As a fourth-grader, Ryan Riddle asked his parents for a George Foreman Grill for Christmas. And that was only the beginning for Riddle, a graduating Dean's Scholar biochemistry major from Spring, Texas.
Before he got to middle school, Riddle was taking week-long cooking courses over the summer. He downloaded recipes from the Internet and convinced his parents to buy the ingredients so he could make them. At his grandmother's house, where he could watch cable TV, he consumed endless hours of the Food Network, and dreamed of following in the footsteps of Alton Brown, the host of "Good Eats" (and later "Iron Chef America").
It wasn't until his freshman year at The University of Texas at Austin, however, that Riddle realized that he might be able to forge a career out of combining his passion for food with his talent for science.
"I remember telling my sister, when I was a kid, that I wanted to grow up to be a 'mathematical chef,'" said Riddle, who's going to Ohio State this fall to earn his master's degree in food science. "I came to UT planning to be a physics major. Then I realized that food science was something you could do. It was a real thing."
From that point on, for Riddle, the course was set. He would be a food scientist. The only questions were subsidiary ones, about how to best achieve his goal. He decided to major in biochemistry, in order to be as grounded as possible in the basic science, but also took courses in nutritional science, economic botany, food history and food politics.

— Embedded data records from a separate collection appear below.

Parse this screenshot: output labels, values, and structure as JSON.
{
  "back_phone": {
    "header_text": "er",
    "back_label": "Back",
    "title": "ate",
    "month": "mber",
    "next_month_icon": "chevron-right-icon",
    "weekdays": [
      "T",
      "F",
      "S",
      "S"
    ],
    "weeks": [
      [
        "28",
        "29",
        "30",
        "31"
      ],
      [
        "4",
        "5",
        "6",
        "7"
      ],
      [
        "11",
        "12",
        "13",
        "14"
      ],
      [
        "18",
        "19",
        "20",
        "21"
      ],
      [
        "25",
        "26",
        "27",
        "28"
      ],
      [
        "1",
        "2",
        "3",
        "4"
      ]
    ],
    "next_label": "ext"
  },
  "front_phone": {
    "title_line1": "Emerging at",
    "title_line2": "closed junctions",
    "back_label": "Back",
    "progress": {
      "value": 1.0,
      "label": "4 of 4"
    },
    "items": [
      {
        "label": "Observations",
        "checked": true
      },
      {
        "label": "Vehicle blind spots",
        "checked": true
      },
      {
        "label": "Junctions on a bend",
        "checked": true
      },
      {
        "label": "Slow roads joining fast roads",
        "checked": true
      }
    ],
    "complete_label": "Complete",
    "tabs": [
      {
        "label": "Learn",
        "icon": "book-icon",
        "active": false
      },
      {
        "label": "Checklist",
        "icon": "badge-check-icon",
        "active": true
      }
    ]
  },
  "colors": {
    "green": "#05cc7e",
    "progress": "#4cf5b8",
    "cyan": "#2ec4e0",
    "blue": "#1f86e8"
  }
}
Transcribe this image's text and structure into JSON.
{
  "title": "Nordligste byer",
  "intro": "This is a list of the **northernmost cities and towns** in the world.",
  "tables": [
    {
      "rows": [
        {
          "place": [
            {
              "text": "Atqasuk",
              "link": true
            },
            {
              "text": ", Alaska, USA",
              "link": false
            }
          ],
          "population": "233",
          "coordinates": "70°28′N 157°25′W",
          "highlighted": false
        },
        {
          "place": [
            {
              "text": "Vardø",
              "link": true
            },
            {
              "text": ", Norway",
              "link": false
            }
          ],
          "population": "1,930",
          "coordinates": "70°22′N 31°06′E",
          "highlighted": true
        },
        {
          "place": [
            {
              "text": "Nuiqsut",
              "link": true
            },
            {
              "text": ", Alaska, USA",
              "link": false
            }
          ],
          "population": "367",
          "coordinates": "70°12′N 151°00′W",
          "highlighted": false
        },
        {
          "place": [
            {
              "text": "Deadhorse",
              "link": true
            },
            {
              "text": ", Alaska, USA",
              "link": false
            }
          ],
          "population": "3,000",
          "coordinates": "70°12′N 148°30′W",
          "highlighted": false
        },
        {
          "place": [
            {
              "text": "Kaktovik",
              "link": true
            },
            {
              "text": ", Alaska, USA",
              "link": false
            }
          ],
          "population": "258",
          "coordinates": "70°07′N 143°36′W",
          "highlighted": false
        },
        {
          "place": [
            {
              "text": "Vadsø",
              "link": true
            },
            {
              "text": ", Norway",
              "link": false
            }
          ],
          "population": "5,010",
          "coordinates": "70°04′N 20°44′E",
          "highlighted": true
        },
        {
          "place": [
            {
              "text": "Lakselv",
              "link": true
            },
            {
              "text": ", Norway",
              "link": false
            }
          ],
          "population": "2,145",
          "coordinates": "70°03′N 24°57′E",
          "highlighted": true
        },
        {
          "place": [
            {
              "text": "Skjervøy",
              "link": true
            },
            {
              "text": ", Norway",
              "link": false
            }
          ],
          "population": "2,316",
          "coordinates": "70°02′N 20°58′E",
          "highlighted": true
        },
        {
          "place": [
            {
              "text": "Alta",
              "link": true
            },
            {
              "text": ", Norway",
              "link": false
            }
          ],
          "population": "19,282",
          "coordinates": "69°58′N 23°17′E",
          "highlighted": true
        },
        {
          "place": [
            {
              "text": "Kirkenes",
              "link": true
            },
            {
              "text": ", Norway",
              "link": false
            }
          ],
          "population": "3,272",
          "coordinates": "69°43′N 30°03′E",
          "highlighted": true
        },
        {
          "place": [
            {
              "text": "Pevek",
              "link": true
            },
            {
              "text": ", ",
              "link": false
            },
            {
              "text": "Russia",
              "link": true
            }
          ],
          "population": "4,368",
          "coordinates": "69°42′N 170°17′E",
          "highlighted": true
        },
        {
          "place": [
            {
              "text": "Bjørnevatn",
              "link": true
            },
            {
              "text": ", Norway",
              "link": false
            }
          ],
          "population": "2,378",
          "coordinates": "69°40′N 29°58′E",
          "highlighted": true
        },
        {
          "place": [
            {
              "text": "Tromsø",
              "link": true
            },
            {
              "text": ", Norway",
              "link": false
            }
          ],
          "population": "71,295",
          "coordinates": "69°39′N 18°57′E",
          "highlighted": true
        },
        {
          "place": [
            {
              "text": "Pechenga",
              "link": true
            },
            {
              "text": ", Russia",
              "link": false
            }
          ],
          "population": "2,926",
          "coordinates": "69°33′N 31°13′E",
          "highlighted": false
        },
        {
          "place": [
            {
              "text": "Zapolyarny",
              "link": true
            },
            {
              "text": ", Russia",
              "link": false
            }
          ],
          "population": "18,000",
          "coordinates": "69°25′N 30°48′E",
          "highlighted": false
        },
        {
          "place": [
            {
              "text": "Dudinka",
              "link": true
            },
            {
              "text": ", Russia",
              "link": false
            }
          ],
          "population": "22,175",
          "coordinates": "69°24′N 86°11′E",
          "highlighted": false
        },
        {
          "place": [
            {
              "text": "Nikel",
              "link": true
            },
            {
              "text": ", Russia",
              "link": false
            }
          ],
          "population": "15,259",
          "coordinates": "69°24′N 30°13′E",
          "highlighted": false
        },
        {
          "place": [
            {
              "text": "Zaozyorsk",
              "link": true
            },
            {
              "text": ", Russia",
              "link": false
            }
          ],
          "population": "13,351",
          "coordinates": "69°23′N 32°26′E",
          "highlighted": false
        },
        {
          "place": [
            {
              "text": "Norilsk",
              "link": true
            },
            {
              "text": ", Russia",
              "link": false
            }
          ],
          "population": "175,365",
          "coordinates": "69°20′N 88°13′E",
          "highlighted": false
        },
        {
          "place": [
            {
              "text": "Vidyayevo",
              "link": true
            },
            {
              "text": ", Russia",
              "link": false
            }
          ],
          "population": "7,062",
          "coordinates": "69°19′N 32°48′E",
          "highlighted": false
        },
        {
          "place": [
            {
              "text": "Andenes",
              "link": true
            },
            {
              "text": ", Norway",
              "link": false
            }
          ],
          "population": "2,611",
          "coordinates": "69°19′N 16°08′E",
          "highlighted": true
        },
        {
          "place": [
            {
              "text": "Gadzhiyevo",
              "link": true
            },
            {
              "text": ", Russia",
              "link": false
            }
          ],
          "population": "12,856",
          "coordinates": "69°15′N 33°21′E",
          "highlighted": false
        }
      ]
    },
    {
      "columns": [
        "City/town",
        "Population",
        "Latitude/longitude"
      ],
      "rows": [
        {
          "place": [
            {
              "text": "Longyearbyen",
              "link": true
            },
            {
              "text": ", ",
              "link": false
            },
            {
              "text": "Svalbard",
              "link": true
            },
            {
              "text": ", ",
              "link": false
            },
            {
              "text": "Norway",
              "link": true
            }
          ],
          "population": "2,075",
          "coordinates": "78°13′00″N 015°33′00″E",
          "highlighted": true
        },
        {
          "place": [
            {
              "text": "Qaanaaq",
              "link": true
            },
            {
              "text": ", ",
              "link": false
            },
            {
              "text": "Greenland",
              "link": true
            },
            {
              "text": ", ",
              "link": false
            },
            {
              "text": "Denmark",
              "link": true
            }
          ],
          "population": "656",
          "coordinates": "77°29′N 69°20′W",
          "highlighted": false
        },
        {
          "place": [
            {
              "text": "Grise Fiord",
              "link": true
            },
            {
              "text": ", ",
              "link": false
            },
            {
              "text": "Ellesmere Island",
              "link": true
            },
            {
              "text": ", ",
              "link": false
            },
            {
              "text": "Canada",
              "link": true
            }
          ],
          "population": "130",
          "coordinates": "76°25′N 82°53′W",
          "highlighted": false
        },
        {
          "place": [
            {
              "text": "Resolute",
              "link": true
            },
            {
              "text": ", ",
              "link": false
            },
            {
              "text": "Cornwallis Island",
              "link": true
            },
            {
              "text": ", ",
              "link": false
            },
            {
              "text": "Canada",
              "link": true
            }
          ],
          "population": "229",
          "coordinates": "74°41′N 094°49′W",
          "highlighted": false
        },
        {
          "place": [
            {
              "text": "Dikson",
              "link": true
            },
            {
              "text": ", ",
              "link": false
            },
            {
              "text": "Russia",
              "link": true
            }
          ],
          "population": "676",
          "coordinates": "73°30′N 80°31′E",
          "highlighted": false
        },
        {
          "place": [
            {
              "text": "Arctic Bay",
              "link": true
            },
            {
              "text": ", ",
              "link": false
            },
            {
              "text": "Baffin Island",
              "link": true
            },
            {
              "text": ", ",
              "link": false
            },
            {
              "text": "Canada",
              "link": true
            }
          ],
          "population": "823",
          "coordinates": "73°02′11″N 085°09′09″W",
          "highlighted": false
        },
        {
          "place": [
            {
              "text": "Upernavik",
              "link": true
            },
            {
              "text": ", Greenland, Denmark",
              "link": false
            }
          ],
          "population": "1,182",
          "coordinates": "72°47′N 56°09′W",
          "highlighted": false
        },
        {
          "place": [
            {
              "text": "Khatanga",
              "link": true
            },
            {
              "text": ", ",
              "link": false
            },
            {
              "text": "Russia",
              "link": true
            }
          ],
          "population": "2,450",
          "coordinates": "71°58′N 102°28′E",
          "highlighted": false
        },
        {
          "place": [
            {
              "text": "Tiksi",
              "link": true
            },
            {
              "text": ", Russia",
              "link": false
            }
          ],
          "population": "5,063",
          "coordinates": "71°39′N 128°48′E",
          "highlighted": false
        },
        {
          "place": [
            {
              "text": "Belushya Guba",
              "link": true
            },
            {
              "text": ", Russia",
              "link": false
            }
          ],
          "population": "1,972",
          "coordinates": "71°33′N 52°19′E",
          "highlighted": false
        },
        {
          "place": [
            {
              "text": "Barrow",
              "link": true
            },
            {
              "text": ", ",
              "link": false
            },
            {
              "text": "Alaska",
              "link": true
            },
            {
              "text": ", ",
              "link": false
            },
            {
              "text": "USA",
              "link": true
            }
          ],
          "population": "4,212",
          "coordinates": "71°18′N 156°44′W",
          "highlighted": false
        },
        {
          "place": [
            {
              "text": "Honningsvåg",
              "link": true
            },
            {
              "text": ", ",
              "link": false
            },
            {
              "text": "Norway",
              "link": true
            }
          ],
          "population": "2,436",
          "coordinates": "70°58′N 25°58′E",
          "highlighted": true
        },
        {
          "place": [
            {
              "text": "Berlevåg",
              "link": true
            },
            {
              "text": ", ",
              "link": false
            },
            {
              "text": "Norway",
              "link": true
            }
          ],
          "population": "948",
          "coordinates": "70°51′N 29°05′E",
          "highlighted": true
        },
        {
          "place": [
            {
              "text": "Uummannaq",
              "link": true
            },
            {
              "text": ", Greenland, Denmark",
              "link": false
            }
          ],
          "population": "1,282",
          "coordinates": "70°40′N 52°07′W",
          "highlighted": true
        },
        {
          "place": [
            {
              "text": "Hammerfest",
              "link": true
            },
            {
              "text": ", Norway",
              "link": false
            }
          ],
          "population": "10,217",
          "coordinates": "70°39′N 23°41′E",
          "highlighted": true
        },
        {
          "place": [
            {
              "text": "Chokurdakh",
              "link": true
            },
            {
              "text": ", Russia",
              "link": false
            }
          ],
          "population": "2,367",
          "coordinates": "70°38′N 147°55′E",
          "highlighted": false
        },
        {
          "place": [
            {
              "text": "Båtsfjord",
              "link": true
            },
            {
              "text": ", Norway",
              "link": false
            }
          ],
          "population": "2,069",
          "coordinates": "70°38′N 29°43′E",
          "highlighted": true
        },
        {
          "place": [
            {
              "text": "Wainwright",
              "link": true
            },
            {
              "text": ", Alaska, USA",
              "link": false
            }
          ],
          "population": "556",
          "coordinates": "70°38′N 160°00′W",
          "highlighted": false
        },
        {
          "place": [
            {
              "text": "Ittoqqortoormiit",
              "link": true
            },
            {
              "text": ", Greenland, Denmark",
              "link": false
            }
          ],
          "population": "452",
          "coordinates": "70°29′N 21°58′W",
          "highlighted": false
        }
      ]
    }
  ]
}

In order to round out his preparation for a future in food chemistry, Riddle committed himself to research. He worked in the lab of Chemistry Professor Jennifer Brodbelt. He did a summer internship in the lab of a food scientist at the University of Massachusetts Amherst, studying whether a nutrient found in orange peels could boost the cancer-inhibiting efficacy of the drug Lipitor. He did a summer internship at the Frito-Lay headquarters in Plano, Texas, trying to find ways to increase the fiber content of products without compromising their textural qualities.
"From the selfish standpoint of keeping Ryan within the field of biochemistry, I tried encouraging him to apply to biochemistry graduate schools," said Assistant Professor of Chemistry Adrian Keatinge-Clay, "but he told me that there's more than enough biochemistry in food science."
At Ohio State, in addition to his courses, Riddle will be working in a lab that investigates foods and nutrients that have, or can be engineered to have, medicinal or preventative or health-improving properties.
Although he's open to the possibility of continuing on to get his Ph.D. in food science, Riddle says he's more likely to finish his master's and then look for work in the private sector, where he can use his chemistry to make foods that are as healthy, tasty, long-lasting and as popular with the consumer as possible.
In the long run, Riddle said, he'd like to explore as many aspects of food as possible.
"I want to do it all," he said. "I want to be the guy who gets to poke his nose in everything."